A obscena senhora D

Quem acompanha o La Amora sabe que eu sou alucinada com a Hilda Hilst. Desde que entrei na faculdade e fui apresentada a autora, comecei a ler e pesquisar sobre ela como louca. Hilst (1960-2004) é única, possui uma linguagem complexa, densa e contemporânea. Famosa por ser “belíssima” na juventude (e, inclusive, ser uma das grandes paixões de Carlos Drummond de Andrade), Hilda completou a faculdade de direito, mas não seguiu a profissão: preferiu dedicar-se a escrita e assim o fez, lançou seu primeiro livro aos vinte e três anos.

Mudou-se para a Casa do Sol em 1963 e lá estabeleceu uma rotina de escrever todos os dias pela manhã (e poesia a qualquer hora). Por muito tempo a autora foi alvo de críticas e viu-se envolvida em polêmicas, em entrevista, por exemplo, afirmou que fazia contato com alienígenas e com mortos em sua residência. Hilst, que dedicou a sua vida a literatura, reclamava da falta de leitores, os críticos taxaram sua obra como “de difícil compreensão”. Hilda afirmou:“fico besta quando me entendem”.

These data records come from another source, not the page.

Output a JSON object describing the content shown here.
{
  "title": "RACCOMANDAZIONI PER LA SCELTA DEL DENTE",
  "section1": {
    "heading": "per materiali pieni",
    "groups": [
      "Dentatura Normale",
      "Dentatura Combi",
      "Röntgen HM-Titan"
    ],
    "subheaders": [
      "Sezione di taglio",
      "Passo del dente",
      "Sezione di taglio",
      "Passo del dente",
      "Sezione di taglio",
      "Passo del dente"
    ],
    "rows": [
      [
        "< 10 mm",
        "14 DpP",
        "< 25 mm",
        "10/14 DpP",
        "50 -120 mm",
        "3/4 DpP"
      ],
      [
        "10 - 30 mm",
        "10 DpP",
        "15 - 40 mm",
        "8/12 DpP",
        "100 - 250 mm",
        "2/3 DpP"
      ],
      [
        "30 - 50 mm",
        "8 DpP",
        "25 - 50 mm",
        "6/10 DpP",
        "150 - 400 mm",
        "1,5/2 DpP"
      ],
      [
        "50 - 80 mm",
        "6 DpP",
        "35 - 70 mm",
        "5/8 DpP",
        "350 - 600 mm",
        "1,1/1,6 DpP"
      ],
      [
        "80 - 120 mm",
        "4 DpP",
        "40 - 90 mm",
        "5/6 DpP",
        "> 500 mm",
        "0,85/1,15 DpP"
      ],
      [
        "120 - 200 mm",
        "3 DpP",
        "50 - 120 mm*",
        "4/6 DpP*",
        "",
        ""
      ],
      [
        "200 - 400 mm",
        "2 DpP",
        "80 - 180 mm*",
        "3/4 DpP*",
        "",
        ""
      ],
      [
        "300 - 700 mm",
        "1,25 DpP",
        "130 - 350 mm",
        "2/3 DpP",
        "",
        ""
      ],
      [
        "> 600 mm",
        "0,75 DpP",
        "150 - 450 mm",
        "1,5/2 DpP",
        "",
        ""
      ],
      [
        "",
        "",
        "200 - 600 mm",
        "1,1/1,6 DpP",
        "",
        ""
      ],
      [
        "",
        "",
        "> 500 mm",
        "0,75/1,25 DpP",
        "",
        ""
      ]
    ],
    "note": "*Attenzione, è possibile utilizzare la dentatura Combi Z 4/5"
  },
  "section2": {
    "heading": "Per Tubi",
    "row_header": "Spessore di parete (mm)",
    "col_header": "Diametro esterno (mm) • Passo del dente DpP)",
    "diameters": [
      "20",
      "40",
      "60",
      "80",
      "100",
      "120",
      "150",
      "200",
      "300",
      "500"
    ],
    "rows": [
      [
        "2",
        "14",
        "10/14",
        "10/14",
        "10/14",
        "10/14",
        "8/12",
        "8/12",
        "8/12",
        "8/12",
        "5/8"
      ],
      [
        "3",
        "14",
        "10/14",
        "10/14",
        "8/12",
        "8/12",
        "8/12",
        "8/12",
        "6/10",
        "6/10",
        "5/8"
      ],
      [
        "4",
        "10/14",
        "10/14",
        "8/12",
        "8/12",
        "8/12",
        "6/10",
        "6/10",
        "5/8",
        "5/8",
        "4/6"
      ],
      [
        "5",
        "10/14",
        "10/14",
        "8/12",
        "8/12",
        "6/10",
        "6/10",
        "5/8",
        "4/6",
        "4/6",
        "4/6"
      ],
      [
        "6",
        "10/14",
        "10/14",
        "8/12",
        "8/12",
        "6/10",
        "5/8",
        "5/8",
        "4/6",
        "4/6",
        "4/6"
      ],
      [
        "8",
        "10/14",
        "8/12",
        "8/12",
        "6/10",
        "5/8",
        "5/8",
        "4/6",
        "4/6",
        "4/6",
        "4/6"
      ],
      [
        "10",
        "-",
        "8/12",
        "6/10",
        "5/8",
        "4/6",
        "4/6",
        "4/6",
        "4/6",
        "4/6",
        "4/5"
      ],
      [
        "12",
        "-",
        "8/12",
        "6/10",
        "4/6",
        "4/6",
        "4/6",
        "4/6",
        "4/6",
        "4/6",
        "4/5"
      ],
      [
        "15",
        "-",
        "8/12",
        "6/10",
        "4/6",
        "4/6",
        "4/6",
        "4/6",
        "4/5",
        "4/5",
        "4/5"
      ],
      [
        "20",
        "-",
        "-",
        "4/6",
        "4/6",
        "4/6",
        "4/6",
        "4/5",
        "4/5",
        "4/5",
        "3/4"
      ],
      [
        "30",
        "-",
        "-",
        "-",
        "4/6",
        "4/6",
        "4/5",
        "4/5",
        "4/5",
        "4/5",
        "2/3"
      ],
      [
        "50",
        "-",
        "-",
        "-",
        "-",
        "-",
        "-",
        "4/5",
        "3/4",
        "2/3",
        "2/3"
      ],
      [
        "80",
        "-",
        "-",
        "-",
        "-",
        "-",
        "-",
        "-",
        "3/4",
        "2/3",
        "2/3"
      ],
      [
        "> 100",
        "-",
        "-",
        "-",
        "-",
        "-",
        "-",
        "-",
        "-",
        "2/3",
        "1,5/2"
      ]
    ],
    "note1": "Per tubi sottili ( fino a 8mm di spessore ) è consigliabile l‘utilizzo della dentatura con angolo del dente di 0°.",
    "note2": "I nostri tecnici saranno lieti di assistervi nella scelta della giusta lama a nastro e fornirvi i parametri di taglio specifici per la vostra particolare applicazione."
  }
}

Como todo e qualquer autor, Hilda queria ser lida. Queria superar o círculo de admiradores que já conheciam a sua obra e se chateava por não conseguir estabelecer uma relação com os seus leitores. “E então eu falei: quer saber? Não vou escrever mais nada de importante. Falam sempre aquelas coisas, que eu sou uma tábua etrusca, que eu sou hieróglifo, não sei o que”. Foi assim que começou a escrever textos obscenos (eróticos/pornográficos não! obscenos), daí cria a trilogia obscena composta por: “O caderno Rosa de Lori Lamby”, “Contos d’escárnio: textos grotescos ” e “Cartas de um sedutor” onde abordava vários assuntos pesados como homossexualidade e pedofilia.

Para a sua decepção, seus livros continuaram “não lidos”. E pior, foi devorada pela crítica, estraçalhada por uma sociedade conservadora e hipócrita, as editoras a abandonaram – se negavam a publicá-la…

ImagemMas, vamos ao livro. “A obscena senhora D” foi lançado em 1982 (antes de trilogia).  A obra conta a história de Hillé, uma senhora na casa dos sessenta anos que, após a morte do marido (Ehud) enlouqueceu completamente e passou a morar no vão da escada. A narrativa compõe-se justamente do seu fluxo de consciência, é escrito em primeira pessoa e não possui uma sequência lógica. Quanto mais se distancia do mundo externo, mais Hillé enlouquece. A velha senhora passa a se questionar sobre diversas coisas, pergunta-se sobre o passado, sobre a vida, sobre o amor, a dor e a morte.

O mais interessante é que Hillé não é a única narradora, ao longo do livro, outras “vozes” aparecem e dialogam com ela. E Hilst é simplesmente brilhante no que faz, afinal, o leitor consegue diferenciar os personagens facilmente. Às vezes ela conversa com Ehud, às vezes com os vizinhos (em um momento, por exemplo, ma vizinha pede que Hillé pare de aparecer nua na janela e pare de assustar as criancinhas). Quanto mais se distancia do mundo externo, mais Hillé enlouquece.

Mas, por quê senhora D? Logo no inicinho do livro ela explica o apelido que recebeu do marido: “D de derrelição, desamparo, abandono”. Assim, ela possui uma dupla personalidade, é Hillé e Senhora D ao mesmo tempo. Diversas vezes Hillé é chamada de porca pelos vizinhos e quem tenta ajudá-la recebe palavrões e xingamentos (em um momento do livro, tentam exorcizá-la!).

Assim como na maioria dos seus outros livros, em “A obscena senhora D” Hilda Hilst traz questionamentos existencialistas, analisa a relação do homem com Deus e se pergunta sobre a morte. Segundo a tese de mestrado da Cinara Leite Guimarães, esse foi um dos livros de Hilst com tradução para o francês e também é considerado um dos textos mais importantes e complexos produzidos pela autora. A autora também afirma que Hilda possuiu um grande envolvimento com o livro e com o personagem. Seu pai era escritor, não deixou uma obra marcante e acabou os seus dias em um hospício (em parte, Hilda se inspirou nele).

Referências: A obscena senhora D, de Hilda Hislt, e as relações entre Eros, Tânatos e Logos, Cinara Leite Guimarães, Universidade Federal da Paraíba, 2007.